= Martín de Idiáquez y Camarena =

17th-century Flemish-Spanish military leader

Martín de Idiáquez y Camarena (born 1594) was a Flemish-Spanish military leader and mercenary who fought with several tercios for Hapsburg Spain across multiple European territories. He was knighted in the Order of Santiago. Idiáquez' heroic leadership of his own tercio was credited by Cardinal-Infante Ferdinand for Spain's victory at the Battle of Nordlingen in 1634.

==Early life==
Idiáquez was born in Dendermonde, East Flanders, Belgium, the son of Domingo de Idiáquez, a native of Gipuzkoa, Spain and Magdalena de Camarena, who was of Calabria, Spain. His father was a governor of Flanders. His brothers were Cristóbal, a superintendent of the Royal Navy of Cantabria, and Diego, a captain of cavalry in Flanders.

==Career==
In 1614, Idiáquez began a military career as a mercenary under Philibert of Savoy in the war against Turkey. While serving as an arquebusier under Captain Bartolomé Bermúdez de Castro, Idiáquez was shot in the chest. He then served under Field Marshal Gonzalo Fernández de Córdoba. Idiaquez fought in several battles in 1616. During the siege of Vercelli, he was promoted to lead fifty pikemen. Despite being wounded in the arm, Idiáquez distinguished himself in the capture of the city and was granted command of a Spanish infantry company by Pedro de Toledo Osorio, 5th Marquess of Villafranca, Governor of Milan.

Idiáquez was knighted in the Order of Santiago on January 21, 1621.

===Battle of Nordlingen===
In 1634, Idiaquez departed Milan as a commander in the army of Cardinal-Infante Ferdinand in an offensive against the Swedish-German army in Bavaria. He commanded a Spanish tercio formed from companies stationed in Naples and Lombardy. The tercio of Idiáquez was composed of twenty-six banners and eighteen hundred men. On September 5, 1634, Idiáquez' tercio and two German regiments defended the strategic hill of Albuch. A Swedish calvary attack forced the Germans to retreat, but Idiáquez' tercio prevented a rout of the defenders at Albuch by planting pikemen against a charging Swedish infantry.
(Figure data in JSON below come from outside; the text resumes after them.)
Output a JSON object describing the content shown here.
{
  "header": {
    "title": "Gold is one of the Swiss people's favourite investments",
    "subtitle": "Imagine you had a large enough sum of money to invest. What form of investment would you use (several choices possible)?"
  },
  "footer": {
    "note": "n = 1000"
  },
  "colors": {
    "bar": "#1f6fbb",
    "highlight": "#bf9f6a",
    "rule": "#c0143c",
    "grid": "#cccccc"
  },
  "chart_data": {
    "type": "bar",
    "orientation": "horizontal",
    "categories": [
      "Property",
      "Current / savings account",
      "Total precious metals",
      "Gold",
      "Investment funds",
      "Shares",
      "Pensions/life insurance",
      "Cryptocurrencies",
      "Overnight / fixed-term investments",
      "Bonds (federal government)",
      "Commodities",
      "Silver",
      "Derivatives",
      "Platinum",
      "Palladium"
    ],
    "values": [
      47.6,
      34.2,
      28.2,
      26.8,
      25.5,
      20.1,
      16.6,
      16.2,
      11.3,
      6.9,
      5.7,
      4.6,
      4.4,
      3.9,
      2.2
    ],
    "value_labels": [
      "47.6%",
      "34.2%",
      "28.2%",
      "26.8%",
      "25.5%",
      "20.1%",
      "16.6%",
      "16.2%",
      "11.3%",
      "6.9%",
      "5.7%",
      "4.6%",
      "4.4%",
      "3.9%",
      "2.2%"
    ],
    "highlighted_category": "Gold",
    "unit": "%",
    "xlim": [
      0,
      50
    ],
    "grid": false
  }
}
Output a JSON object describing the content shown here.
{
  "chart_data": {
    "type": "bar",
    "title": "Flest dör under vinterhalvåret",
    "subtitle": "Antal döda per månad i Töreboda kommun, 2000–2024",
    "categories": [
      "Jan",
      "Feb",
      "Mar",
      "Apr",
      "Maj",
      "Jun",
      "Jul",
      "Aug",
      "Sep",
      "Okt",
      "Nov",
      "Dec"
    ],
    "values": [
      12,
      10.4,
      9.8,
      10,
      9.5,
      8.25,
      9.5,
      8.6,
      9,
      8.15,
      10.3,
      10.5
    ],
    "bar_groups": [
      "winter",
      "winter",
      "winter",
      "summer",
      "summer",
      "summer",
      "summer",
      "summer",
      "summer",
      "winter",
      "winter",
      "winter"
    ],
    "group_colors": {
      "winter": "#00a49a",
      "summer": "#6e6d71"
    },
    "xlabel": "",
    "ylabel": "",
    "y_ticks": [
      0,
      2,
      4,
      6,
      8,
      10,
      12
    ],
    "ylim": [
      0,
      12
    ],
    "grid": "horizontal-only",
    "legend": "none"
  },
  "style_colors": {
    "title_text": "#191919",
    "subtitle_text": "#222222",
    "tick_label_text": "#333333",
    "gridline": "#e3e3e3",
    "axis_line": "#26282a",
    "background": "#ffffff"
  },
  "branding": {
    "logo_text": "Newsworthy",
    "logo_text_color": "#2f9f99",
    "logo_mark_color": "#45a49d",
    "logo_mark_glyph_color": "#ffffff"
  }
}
Then Idiáquez led a counter-attack that left the Swedish forces in disarray. In a span of six hours, Swedish companies launched fifteen successive attacks against the tercio of Idiáquez and were repulsed each time. The stand-off eventually led to the exhaustion of the Swedish forces and their defeat. In the official report of the victory at Nordlingen, Cardinal-Infante Ferdinand stated that "...Don Martín de Idiáquez deserves much of the credit for this success...."

On October 12 1634, King Philip IV of Spain awarded Idiáquez a pension of 1,000 ducats and an embrace.